Suçun, meslek ve sanat, ticaret veya hizmet ilişkisinin ya da hangi nedenden doğmuş olursa olsun, başkasının mallarını idare etmek yetkisinin gereği olarak tevdi ve teslim edilmiş eşya hakkında işlenmesi hâlinde, nitelikli hali oluşmaktadır.

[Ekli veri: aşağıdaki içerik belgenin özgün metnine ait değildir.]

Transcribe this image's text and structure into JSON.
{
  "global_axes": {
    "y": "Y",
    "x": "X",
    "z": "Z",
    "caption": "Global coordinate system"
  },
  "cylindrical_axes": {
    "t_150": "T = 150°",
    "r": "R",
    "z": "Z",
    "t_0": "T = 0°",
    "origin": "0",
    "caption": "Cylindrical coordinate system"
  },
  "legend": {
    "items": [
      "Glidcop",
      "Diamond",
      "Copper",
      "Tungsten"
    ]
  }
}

Müştekinin, sahibi olduğu A. Turizm adlı şirketinde çalışan sanığa olay tarihinde 1200.00 TL nakit para ve G. Bankası Şubesine ait banka kartını vererek bu hesaptan çekmek ve nakit parayı kullanmak suretiyle belirli yerlere ödeme yapmasını istediği ancak sanığın aldığı 1200.00 TL ile müştekinin hesabından çektiği 9700.00 TL’yi alıp aracı da banka önünde bırakarak ortadan kaybolduğu olayda;
1-Sanığın şirketteki görevinin ne olduğu, şirket adına para tahsil etme, ödeme yapma yetkisinin bulunup bulunmadığının tespitinden sonra sanık hakkında 5237 sayılı kanunun 155/1 maddesi yada 155/2 maddesinin uygulanmasına karar verilmesi gerekirken eksik incemeyle yazılı şekilde hüküm kurulması,
2-Kabule göre de,
a-Sanığın suça konu paranın bir kısmını iade ettiğinin anlaşılması karsısında; kısmi iade nedeniyle 5237 sayılı TCK’nın 168/2. maddesinin tatbikine muvafakati bulunup bulunmadığı, hususu müştekiye sorularak sonucuna göre uygulama yapılması yerine tam iade veya tazminin söz konusu olmadığından bahisle hüküm tesis edilerek TCK’nın 168/4. maddesine muhalefet edilmesi,
b-TCK’nın 53. maddesinin 3. fıkrası gereğince c bendi bakımından getirilen kısıtlamanın, sanığın kendi altsoyu üzerindeki velayet, vesayet ve kayyımlık yetkileri açısından şartla salıverilme tarihine kadar geçerli olduğu gözetilmeden, fıkranın tamamını kapsar biçimde karar verilmesi,
c-Sanık hakkında hükmedilen cezanın TCK’nın 58/6. maddesi uyarınca mükerrirlere özgü infaz rejimine göre çektirilmesine karar verildiği halde, sabıka kaydındaki hangi hükümlülük kaydının tekerrüre esas alındığının gösterilmemesi,
Bozmayı gerektirmiş, sanığın temyiz itirazları bu nedenlerle yerinde görülmüş olduğundan, hükmün 5320 sayılı Kanunun 8.maddesi uyarınca uygulanması gereken CMUK’nın 321.maddesi gereğince BOZULMASINA, 03.07.2014 tarihinde oybirliğiyle karar verildi.